Whereabouts of Wisconsin's cougar unknownIt has been a month since Department of Natural Resources wildlife officials tried unsuccessfully to place a radio collar on a cougar or mountain lion in western Washburn County. The current location of the large cat is unknown and is Wisconsin’s second verified cougar sighting in 14 months.
It has been a month since Department of Natural Resources wildlife officials tried unsuccessfully to place a radio collar on a cougar or mountain lion in western Washburn County. The current location of the large cat is unknown and is Wisconsin’s second verified cougar sighting in 14 months.
“The cougar appeared in good health and we wanted to keep him that way,” said DNR Wildlife Biologist Ken Jonas, “after several days of tracking him field conditions had deteriorated to the point that we were unable to locate him again.”
Had they been able to get close enough the biologists would have darted the cougar with an immobilizing agent and put a tracking collar on it.
That was on March 5 and shortly after most of northern Wisconsin’s snow melted. It is easier to find an animal and trail it when there is snow on the ground, according to Jonas. He requests people in the area report any sightings to the department. A few people have called but the reported sightings could not be verified by field staff.
Should the opportunity present itself wildlife crews would once again like to try and capture the cat.
“We would like to get a radio collar on it to learn more about this animal, including localized and long distance movements, habitat use and selection,” Jonas said. “But we will do so only if it can be accomplished without harm to the animal.”
By following the animal, biologists would know if it stayed in Wisconsin or moved into an adjacent state.
Should it stay, Jonas and his crews would like to know how the cougar deals with residential areas, farms, and highways. Would this cougar lead us to other cougars, Jonas wonders?
“Getting the animal radio-collared would be a major step in learning about what is happening with cougars in Wisconsin and get us away from mere speculations to hard science,” he said.
The wildlife biologists gave up the chase near the Burnett-Washburn county line north of highway 70, a densely wooded area with few people. This is quite different from Wisconsin’s first verified cougar that was found in Rock County over a year ago. That cat was eventually shot and killed by police officers in a Chicago suburb.

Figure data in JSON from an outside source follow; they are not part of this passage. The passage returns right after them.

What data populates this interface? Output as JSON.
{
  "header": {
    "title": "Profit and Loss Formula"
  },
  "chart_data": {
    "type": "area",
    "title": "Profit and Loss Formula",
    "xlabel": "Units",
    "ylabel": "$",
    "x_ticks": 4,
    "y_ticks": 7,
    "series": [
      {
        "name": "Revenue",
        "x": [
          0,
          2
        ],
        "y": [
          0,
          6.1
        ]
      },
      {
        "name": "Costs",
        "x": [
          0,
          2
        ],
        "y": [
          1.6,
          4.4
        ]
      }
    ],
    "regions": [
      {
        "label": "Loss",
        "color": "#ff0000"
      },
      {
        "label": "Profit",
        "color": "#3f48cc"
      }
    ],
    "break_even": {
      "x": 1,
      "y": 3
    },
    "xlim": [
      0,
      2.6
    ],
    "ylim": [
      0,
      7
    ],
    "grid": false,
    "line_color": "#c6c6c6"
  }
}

“We are not sure where the Washburn County cat came from,” Jonas said, “but with cougar populations expanding in South Dakota and Canada we suspect it could have come from either of those two places. A young male cougar, like this one, can travel long distances looking for new territory or a mate.”
Anyone sighting a cougar should report it to their nearest DNR office. Jonas advises to observe it at a distance and try of get a photo of it. If it leaves foot prints in the mud or sand, Jonas said to cover the track with a can or box to maintain its shape and prevent weathering.
“Cougar tracks are hard to distinguish from the front paw print of a bear,” the wildlife biologist explained.